A number of trends indicate that the systemic cyber risk to financial institutions is growing. The increasing digitalization of the financial industry, with the explosion of mobile and online banking, the prevalence of online payment systems, the rise of e-commerce, and the emerging impact of fintech products and services digitizing everything from financial transfers to stock trading, create a wider variety of attack surfaces for threat actors. New and emerging fintech companies with lower security maturities remain vulnerable and can cause rippling effects if compromised, due to the increasing interconnectedness of players in the financial ecosystem. The financial industry continues to weather the second-highest volume of cyber attacks among all major industries, according to FireEye’s 2020 M-Trends Report.
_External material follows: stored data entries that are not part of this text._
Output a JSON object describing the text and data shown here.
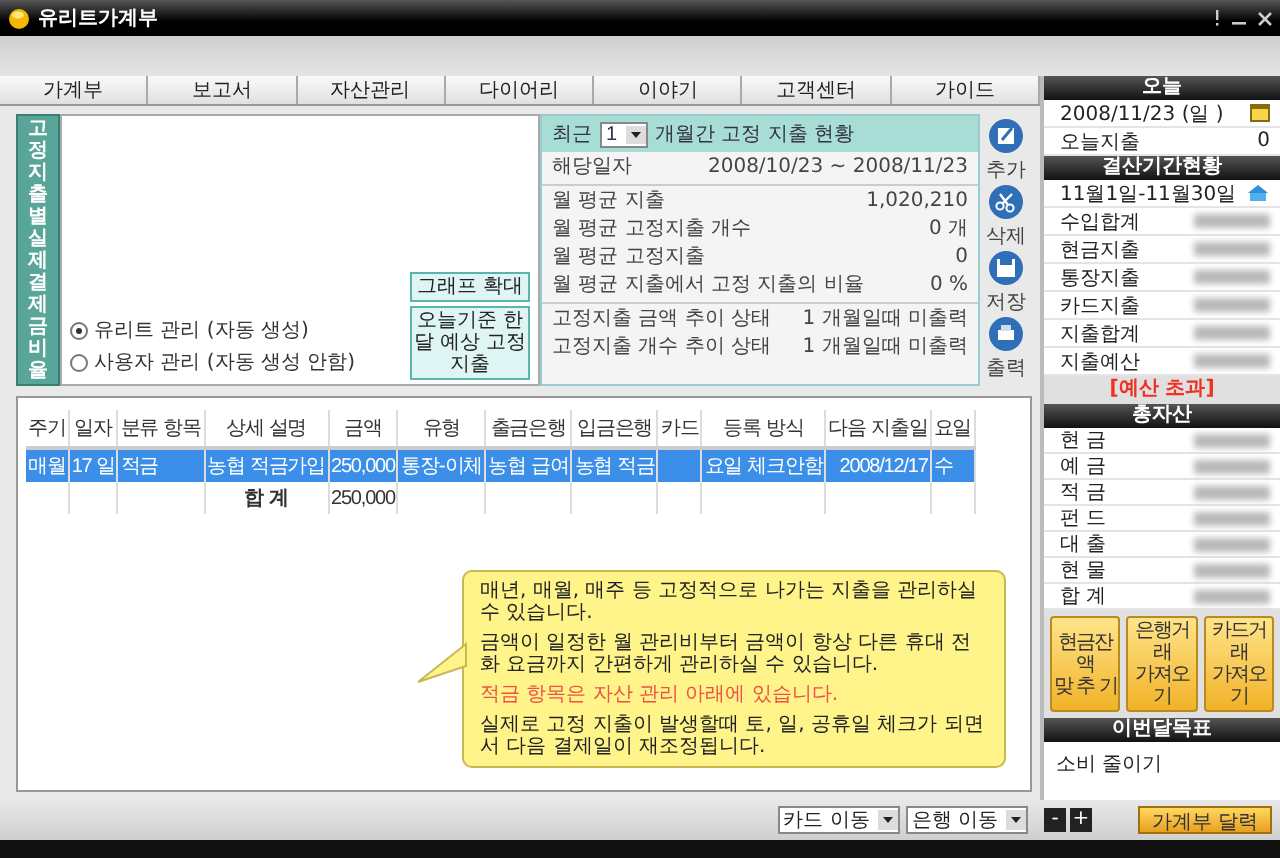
{
  "window": {
    "title": "유리트가계부"
  },
  "tabs": [
    {
      "label": "가계부"
    },
    {
      "label": "보고서"
    },
    {
      "label": "자산관리"
    },
    {
      "label": "다이어리"
    },
    {
      "label": "이야기"
    },
    {
      "label": "고객센터"
    },
    {
      "label": "가이드"
    }
  ],
  "fixed_expense_chart": {
    "side_title": "고정지출별 실제 결제금 비율",
    "modes": [
      {
        "label": "유리트 관리 (자동 생성)",
        "selected": true
      },
      {
        "label": "사용자 관리 (자동 생성 안함)",
        "selected": false
      }
    ],
    "buttons": [
      "그래프 확대",
      "오늘기준 한달 예상 고정지출"
    ]
  },
  "summary": {
    "prefix": "최근",
    "months": "1",
    "suffix": "개월간 고정 지출 현황",
    "sections": [
      {
        "rows": [
          {
            "label": "해당일자",
            "value": "2008/10/23 ~ 2008/11/23"
          }
        ]
      },
      {
        "rows": [
          {
            "label": "월 평균 지출",
            "value": "1,020,210"
          },
          {
            "label": "월 평균 고정지출 개수",
            "value": "0 개"
          },
          {
            "label": "월 평균 고정지출",
            "value": "0"
          },
          {
            "label": "월 평균 지출에서 고정 지출의 비율",
            "value": "0 %"
          }
        ]
      },
      {
        "rows": [
          {
            "label": "고정지출 금액 추이 상태",
            "value": "1 개월일때 미출력"
          },
          {
            "label": "고정지출 개수 추이 상태",
            "value": "1 개월일때 미출력"
          }
        ]
      }
    ]
  },
  "actions": [
    {
      "kind": "add",
      "label": "추가"
    },
    {
      "kind": "delete",
      "label": "삭제"
    },
    {
      "kind": "save",
      "label": "저장"
    },
    {
      "kind": "print",
      "label": "출력"
    }
  ],
  "table": {
    "columns": [
      "주기",
      "일자",
      "분류 항목",
      "상세 설명",
      "금액",
      "유형",
      "출금은행",
      "입금은행",
      "카드",
      "등록 방식",
      "다음 지출일",
      "요일"
    ],
    "rows": [
      {
        "selected": true,
        "cells": [
          "매월",
          "17 일",
          "적금",
          "농협 적금가입",
          "250,000",
          "통장-이체",
          "농협 급여",
          "농협 적금",
          "",
          "요일 체크안함",
          "2008/12/17",
          "수"
        ]
      }
    ],
    "total": {
      "label": "합 계",
      "amount": "250,000"
    }
  },
  "tip": {
    "paragraphs": [
      {
        "kind": "normal",
        "text": "매년, 매월, 매주 등 고정적으로 나가는 지출을 관리하실 수 있습니다."
      },
      {
        "kind": "normal",
        "text": "금액이 일정한 월 관리비부터 금액이 항상 다른 휴대 전화 요금까지 간편하게 관리하실 수 있습니다."
      },
      {
        "kind": "warning",
        "text": "적금 항목은 자산 관리 아래에 있습니다."
      },
      {
        "kind": "normal",
        "text": "실제로 고정 지출이 발생할때 토, 일, 공휴일 체크가 되면서 다음 결제일이 재조정됩니다."
      }
    ]
  },
  "sidebar": {
    "today": {
      "title": "오늘",
      "date": "2008/11/23 (일 )",
      "spent_label": "오늘지출",
      "spent": "0"
    },
    "period": {
      "title": "결산기간현황",
      "range": "11월1일-11월30일",
      "rows": [
        "수입합계",
        "현금지출",
        "통장지출",
        "카드지출",
        "지출합계",
        "지출예산"
      ],
      "status": "[예산 초과]"
    },
    "assets": {
      "title": "총자산",
      "rows": [
        "현 금",
        "예 금",
        "적 금",
        "펀 드",
        "대 출",
        "현 물",
        "합 계"
      ],
      "buttons": [
        "현금잔액\n맞 추 기",
        "은행거래\n가져오기",
        "카드거래\n가져오기"
      ]
    },
    "goal": {
      "title": "이번달목표",
      "text": "소비 줄이기"
    }
  },
  "bottom_bar": {
    "selects": [
      "카드 이동",
      "은행 이동"
    ],
    "zoom_buttons": [
      "-",
      "+"
    ],
    "calendar_button": "가계부 달력"
  }
}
How could such a cyber attack referenced by the ECB potentially occur, to trigger a liquidity crisis? Firstly, the attack would likely have to impact several institutions simultaneously in order to reduce the supply of available liquidity enough to trigger a widespread cash shortage that would cascade as organizations rushed to withdraw money, causing a severe cash flow problem for companies around the world. Secondly, an attack of this nature would not necessarily have to be targeted; an outbreak of destructive ransomware with similarities to Ryuk, WannaCry, or Locky could infect several banks via phishing or a zero-day vulnerability and cause long-lasting outages that shut down financial transactions. Wiper malware resembling Shamoon, NotPetya, or ZeroCleare (which targeted energy companies in the Middle East in 2019), could target the databases of a leading financial institution and irreparably damage files. Additionally, a distributed denial of service (DDoS) attack targeting either the online banking services of major banks (similar to the 2018 attack which shut down major Dutch banking websites) or the data centers of financial service organizations (akin to the March 2019 banking DDoS attacks reported by Akamai), could result in customers being unable to conduct transactions.
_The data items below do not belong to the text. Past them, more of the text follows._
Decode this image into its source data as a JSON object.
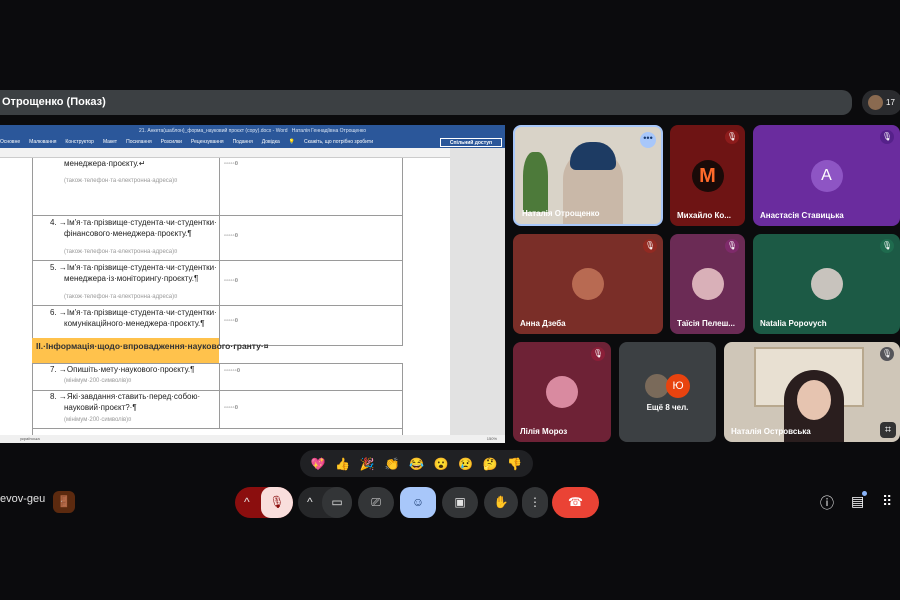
{
  "top_bar": {
    "title": "Отрощенко (Показ)",
    "participant_count": "17"
  },
  "word": {
    "title": "21. Анкета(шаблон)_форма_науковий проєкт (copy).docx - Word",
    "user": "Наталія Геннадіївна Отрощенко",
    "menu": [
      "Основне",
      "Малювання",
      "Конструктор",
      "Макет",
      "Посилання",
      "Розсилки",
      "Рецензування",
      "Подання",
      "Довідка"
    ],
    "tell_me": "Скажіть, що потрібно зробити",
    "share": "Спільний доступ",
    "status_lang": "українська",
    "zoom": "150%"
  },
  "doc": {
    "row3": {
      "line": "менеджера·проєкту.↵",
      "note": "(також·телефон·та·електронна·адреса)¤",
      "value": "◦◦◦◦◦¤"
    },
    "row4": {
      "l1": "4. →Ім'я·та·прізвище·студента·чи·студентки·",
      "l2": "фінансового·менеджера·проєкту.¶",
      "note": "(також·телефон·та·електронна·адреса)¤",
      "value": "◦◦◦◦◦¤"
    },
    "row5": {
      "l1": "5. →Ім'я·та·прізвище·студента·чи·студентки·",
      "l2": "менеджера·із·моніторингу·проєкту.¶",
      "note": "(також·телефон·та·електронна·адреса)¤",
      "value": "◦◦◦◦◦¤"
    },
    "row6": {
      "l1": "6. →Ім'я·та·прізвище·студента·чи·студентки·",
      "l2": "комунікаційного·менеджера·проєкту.¶",
      "value": "◦◦◦◦◦¤"
    },
    "pilcrow": "¶",
    "section": "ІІ.·Інформація·щодо·впровадження·наукового·гранту·¤",
    "row7": {
      "l1": "7. →Опишіть·мету·наукового·проєкту.¶",
      "note": "(мінімум·200·символів)¤",
      "value": "◦◦◦◦◦◦¤"
    },
    "row8": {
      "l1": "8. →Які·завдання·ставить·перед·собою·",
      "l2": "науковий·проєкт?·¶",
      "note": "(мінімум·200·символів)¤",
      "value": "◦◦◦◦◦¤"
    }
  },
  "tiles": [
    {
      "name": "Наталія Отрощенко",
      "color": "#d9d3c8"
    },
    {
      "name": "Михайло Ко...",
      "color": "#6e1414",
      "initial": "M"
    },
    {
      "name": "Анастасія Ставицька",
      "color": "#6a2c9e",
      "initial": "A"
    },
    {
      "name": "Анна Дзеба",
      "color": "#7a2e28"
    },
    {
      "name": "Таїсія Пелеш...",
      "color": "#6b2b55"
    },
    {
      "name": "Natalia Popovych",
      "color": "#1c5a45"
    },
    {
      "name": "Лілія Мороз",
      "color": "#6e2236"
    },
    {
      "name": "Ещё 8 чел.",
      "color": "#3c4043",
      "initial": "Ю"
    },
    {
      "name": "Наталія Островська",
      "color": "#cfc6b8"
    }
  ],
  "reactions": [
    "💖",
    "👍",
    "🎉",
    "👏",
    "😂",
    "😮",
    "😢",
    "🤔",
    "👎"
  ],
  "bottom": {
    "meeting_code": "evov-geu"
  },
  "colors": {
    "end_call": "#ea4335",
    "emoji_active": "#a8c7fa",
    "mic_off": "#f9dedc",
    "word_blue": "#2b579a",
    "section_header": "#ffc24c"
  }
}
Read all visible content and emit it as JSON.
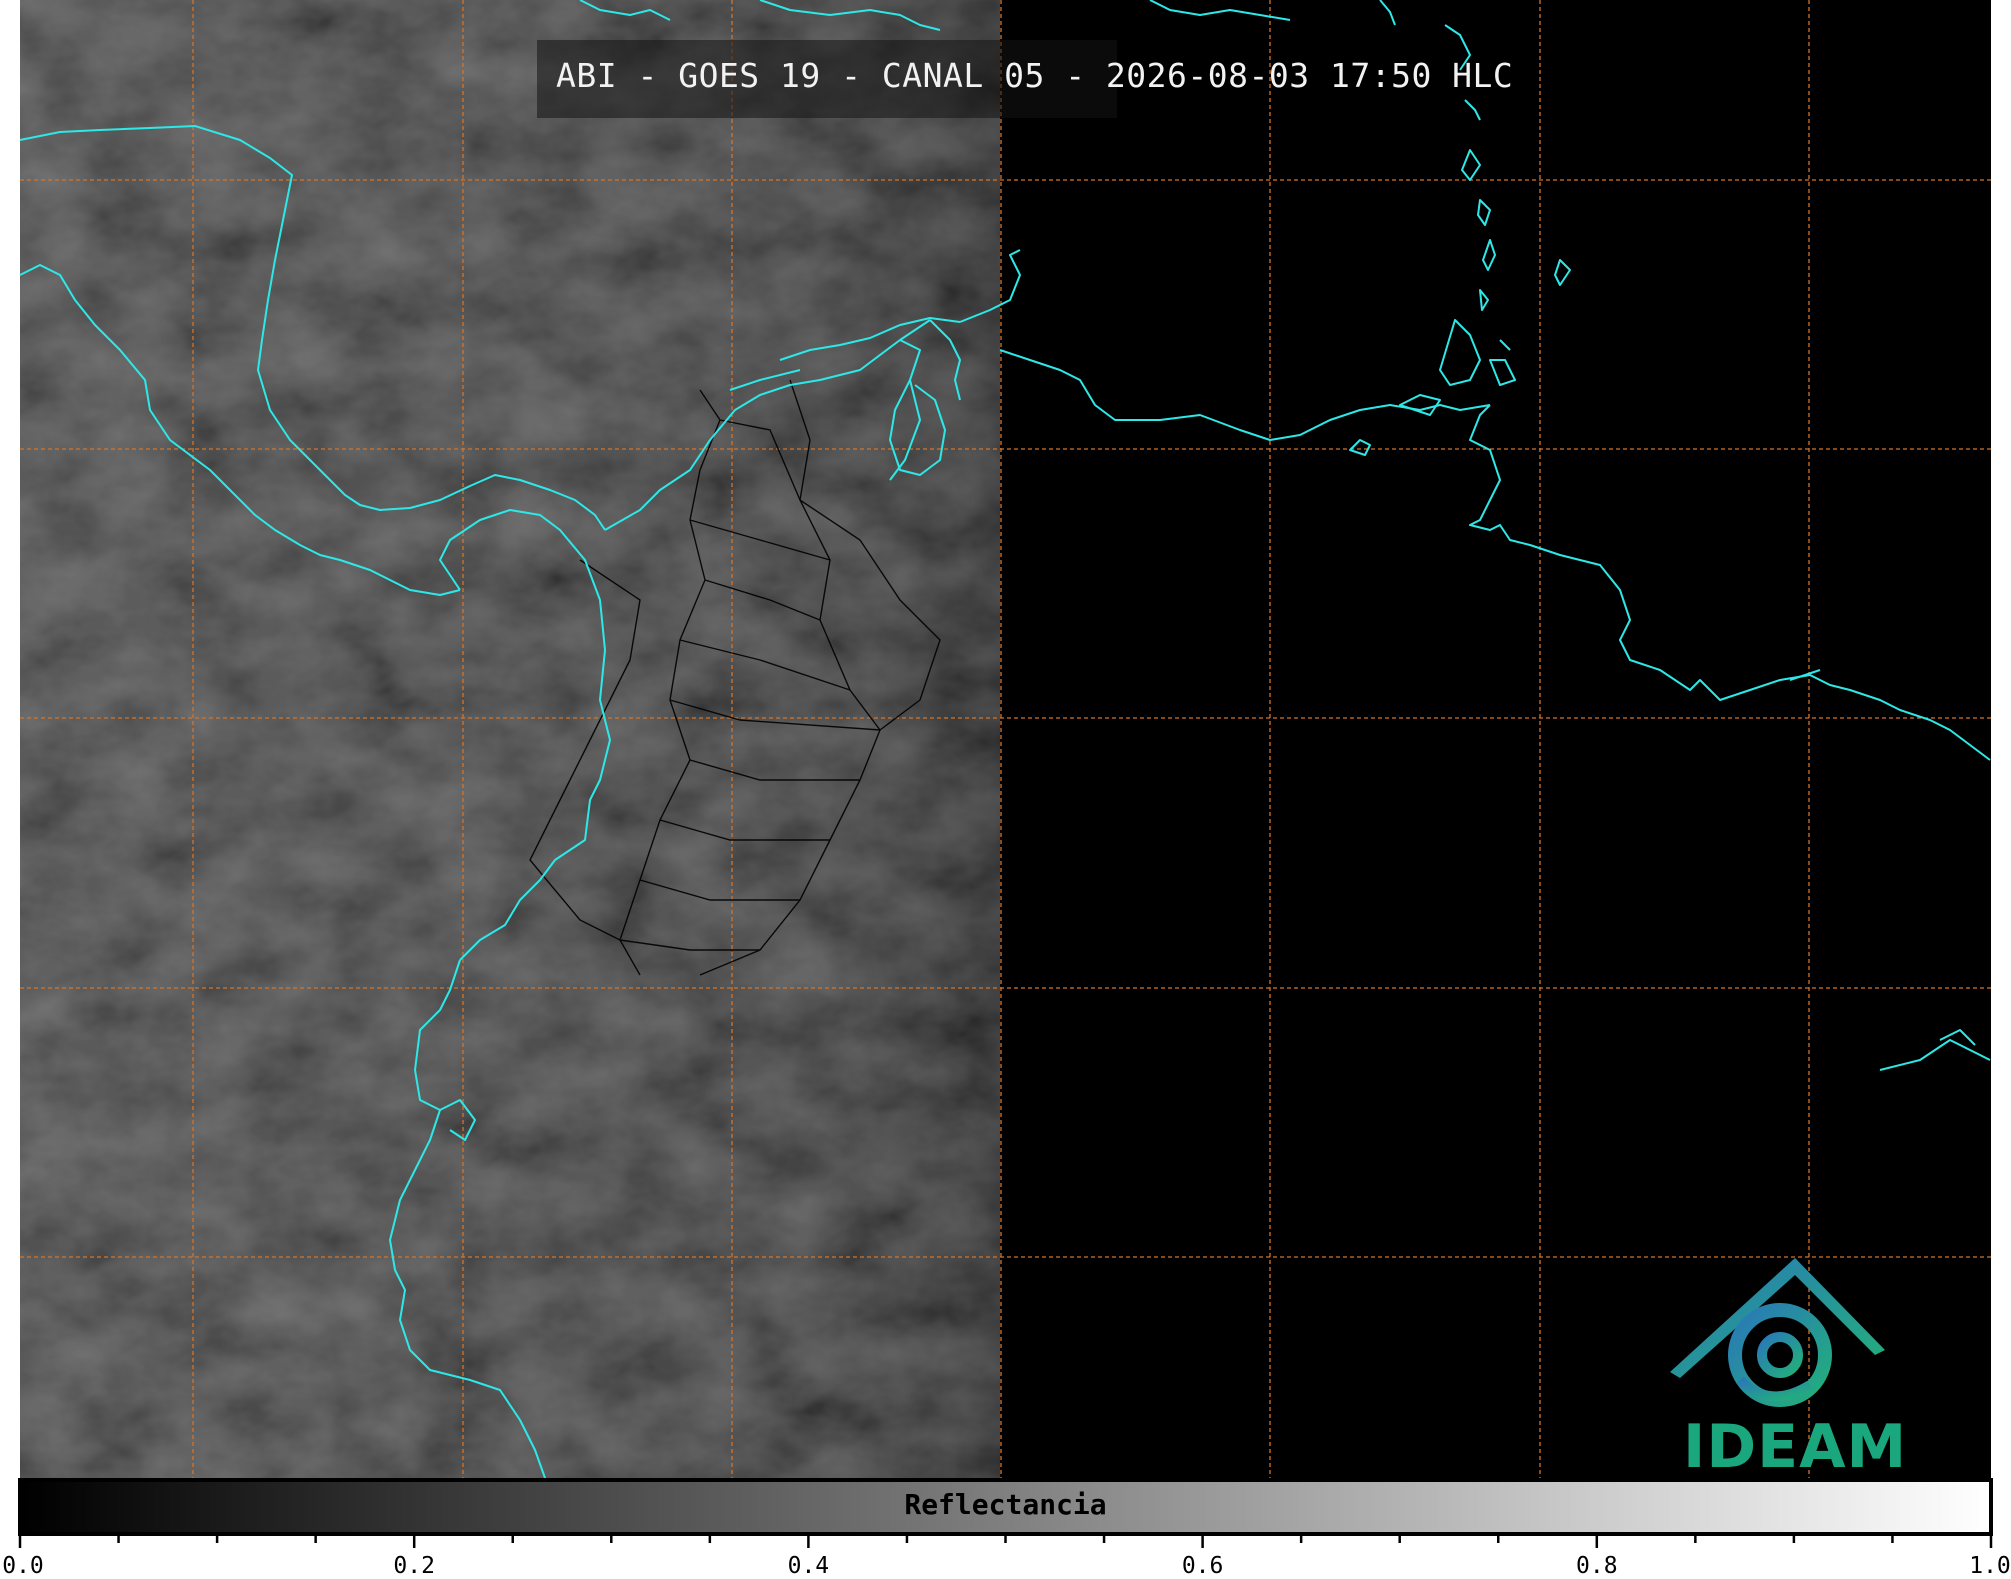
{
  "title": "ABI - GOES 19 - CANAL 05 - 2026-08-03 17:50 HLC",
  "colorbar": {
    "label": "Reflectancia",
    "ticks": [
      "0.0",
      "0.2",
      "0.4",
      "0.6",
      "0.8",
      "1.0"
    ],
    "min": 0.0,
    "max": 1.0,
    "colormap": "grayscale"
  },
  "logo": {
    "text": "IDEAM",
    "color": "#1aa77e"
  },
  "colors": {
    "coastline": "#2ee8e8",
    "gridline": "#d4742a",
    "borders": "#000000",
    "background": "#000000"
  },
  "legend_placement": "bottom",
  "grid": true
}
The World Economic Forum’s 2020 Global Risk Report cites cyber attacks as among the top 10 global risks in terms of likelihood and impact, with cyber attacks on infrastructure expected to increase in 2020. CyberCube’s Portfolio Manager product provides analytics and economic loss estimates behind these risks, including cyber aggregation scenarios impacting the financial services industry and global critical infrastructure. For now, Christine Lagarde’s warning is prescient, but remains one of many potential cyber catastrophe scenarios posing risk to the global economy.